Numerosity Reduction in Data Mining
Prerequisite: Data preprocessing
Why Data Reduction ?
Data reduction process reduces the size of data and makes it suitable and feasible for analysis. In the reduction process, integrity of the data must be preserved and data volume is reduced. There are many techniques that can be used for data reduction. Numerosity reduction is one of them.
Numerosity Reduction is a data reduction technique which replaces the original data by smaller form of data representation. There are two techniques for numerosity reduction-
Parametric Methods –
For parametric methods, data is represented using some model. The model is used to estimate the data, so that only parameters of data are required to be stored, instead of actual data.
Log-Linear methods are used for creating such models.
Regression can be a simple linear regression or multiple linear regression. When there is only single independent attribute, such regression model is called simple linear regression and if there are multiple independent attributes, then such regression models are called multiple linear regression.
In linear regression, the data are modeled to a fit straight line. For example, a random variable y can be modeled as a linear function of another random variable x with the equation
y = ax+b
b (regression coefficients) specifies the slope and y-intercept of the line, respectively.
In multiple linear regression,
y will be modeled as a linear function of two or more predictor(independent) variables.
Log-linear model can be used to estimate the probability of each data point in a multidimensional space for a set of discretized attributes, based on a smaller subset of dimensional combinations. This allows a higher-dimensional data space to be constructed from lower-dimensional attributes.

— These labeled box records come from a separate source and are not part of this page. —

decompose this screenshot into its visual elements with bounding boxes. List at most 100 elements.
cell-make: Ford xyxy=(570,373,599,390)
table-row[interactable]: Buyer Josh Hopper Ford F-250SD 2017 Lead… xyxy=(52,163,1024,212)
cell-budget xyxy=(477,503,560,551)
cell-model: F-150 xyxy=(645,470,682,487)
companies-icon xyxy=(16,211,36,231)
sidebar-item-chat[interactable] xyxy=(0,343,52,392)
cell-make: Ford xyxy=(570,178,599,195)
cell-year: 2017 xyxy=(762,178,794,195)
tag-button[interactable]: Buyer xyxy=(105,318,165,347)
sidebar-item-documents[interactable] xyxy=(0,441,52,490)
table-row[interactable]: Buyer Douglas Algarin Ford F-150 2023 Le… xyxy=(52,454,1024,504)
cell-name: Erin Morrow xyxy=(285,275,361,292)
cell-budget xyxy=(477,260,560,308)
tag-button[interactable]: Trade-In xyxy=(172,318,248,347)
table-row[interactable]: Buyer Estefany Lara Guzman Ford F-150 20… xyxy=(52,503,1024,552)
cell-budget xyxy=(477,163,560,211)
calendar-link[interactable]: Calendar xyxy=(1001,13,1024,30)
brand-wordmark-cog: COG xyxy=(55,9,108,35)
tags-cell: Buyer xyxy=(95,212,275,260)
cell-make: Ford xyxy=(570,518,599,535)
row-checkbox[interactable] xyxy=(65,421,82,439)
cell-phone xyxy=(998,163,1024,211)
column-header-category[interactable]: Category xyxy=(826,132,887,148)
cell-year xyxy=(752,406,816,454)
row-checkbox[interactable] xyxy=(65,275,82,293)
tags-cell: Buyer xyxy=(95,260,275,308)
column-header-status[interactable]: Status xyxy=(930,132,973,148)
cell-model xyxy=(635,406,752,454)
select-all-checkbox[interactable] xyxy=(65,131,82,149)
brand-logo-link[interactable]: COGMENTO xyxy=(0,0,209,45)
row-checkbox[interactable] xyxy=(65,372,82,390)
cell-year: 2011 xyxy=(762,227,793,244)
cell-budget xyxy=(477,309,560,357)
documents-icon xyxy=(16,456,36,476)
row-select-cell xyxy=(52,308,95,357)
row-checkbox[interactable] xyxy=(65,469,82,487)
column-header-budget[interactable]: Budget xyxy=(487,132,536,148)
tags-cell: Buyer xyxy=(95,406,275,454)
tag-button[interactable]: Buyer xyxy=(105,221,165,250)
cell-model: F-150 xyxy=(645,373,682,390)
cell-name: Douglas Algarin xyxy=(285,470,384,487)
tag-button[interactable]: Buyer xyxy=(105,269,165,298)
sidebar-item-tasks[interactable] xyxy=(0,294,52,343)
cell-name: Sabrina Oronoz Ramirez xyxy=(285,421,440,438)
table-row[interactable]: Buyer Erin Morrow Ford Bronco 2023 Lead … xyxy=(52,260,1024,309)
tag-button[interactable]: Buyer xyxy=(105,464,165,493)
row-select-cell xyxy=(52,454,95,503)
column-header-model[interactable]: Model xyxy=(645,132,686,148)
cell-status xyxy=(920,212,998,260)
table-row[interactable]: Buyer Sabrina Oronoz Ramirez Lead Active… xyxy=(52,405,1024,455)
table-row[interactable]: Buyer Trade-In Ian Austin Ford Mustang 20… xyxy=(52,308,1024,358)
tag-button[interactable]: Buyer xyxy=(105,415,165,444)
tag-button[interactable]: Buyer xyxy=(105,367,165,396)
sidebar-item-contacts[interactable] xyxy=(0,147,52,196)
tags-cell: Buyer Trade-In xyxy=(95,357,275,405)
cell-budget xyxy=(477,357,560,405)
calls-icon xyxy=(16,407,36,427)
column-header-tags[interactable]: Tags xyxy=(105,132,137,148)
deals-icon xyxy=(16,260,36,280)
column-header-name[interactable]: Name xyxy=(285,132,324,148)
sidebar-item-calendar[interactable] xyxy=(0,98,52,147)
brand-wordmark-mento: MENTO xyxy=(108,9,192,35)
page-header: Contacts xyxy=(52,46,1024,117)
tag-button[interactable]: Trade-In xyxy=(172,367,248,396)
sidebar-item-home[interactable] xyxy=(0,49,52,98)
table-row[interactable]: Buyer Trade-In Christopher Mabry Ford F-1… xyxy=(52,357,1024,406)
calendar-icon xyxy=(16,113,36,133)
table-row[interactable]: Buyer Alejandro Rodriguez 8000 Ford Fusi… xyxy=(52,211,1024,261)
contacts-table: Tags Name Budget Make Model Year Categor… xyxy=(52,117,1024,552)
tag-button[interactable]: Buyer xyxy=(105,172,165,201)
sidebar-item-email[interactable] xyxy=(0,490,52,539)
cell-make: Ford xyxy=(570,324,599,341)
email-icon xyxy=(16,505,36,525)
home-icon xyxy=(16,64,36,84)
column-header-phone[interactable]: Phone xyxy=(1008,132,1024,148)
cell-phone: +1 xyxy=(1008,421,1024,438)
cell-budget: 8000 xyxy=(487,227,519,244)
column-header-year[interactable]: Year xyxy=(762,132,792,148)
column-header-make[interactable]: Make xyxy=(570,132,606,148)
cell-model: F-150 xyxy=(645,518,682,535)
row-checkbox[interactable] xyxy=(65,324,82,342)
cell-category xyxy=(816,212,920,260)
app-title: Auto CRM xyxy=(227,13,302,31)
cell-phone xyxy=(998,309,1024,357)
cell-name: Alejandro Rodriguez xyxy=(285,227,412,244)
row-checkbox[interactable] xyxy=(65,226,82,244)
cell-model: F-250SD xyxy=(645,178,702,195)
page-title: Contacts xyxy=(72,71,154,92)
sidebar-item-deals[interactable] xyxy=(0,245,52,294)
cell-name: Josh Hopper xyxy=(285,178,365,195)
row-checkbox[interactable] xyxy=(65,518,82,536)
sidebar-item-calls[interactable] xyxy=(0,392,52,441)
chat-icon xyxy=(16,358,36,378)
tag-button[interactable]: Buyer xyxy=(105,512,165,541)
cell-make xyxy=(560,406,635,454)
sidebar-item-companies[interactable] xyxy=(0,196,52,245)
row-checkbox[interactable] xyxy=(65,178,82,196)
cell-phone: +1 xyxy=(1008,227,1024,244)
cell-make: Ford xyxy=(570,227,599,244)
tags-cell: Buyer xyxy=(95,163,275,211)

Regression and log-linear model can both be used on sparse data, although their application may be limited.
Non-Parametric Methods –
These methods are used for storing reduced representations of the data include histograms, clustering, sampling and data cube aggregation.
Histogram is the data representation in terms of frequency. It uses binning to approximate data distribution and is a popular form of data reduction.
Clustering divides the data into groups/clusters. This technique partitions the whole data into different clusters. In data reduction, the cluster representation of the data are used to replace the actual data. It also helps to detect outliers in data.
Sampling can be used for data reduction because it allows a large data set to be represented by a much smaller random data sample (or subset).
Data Cube Aggregation:
Data cube aggregation involves moving the data from detailed level to a fewer number of dimensions. The resulting data set is smaller in volume, without loss of information necessary for the analysis task.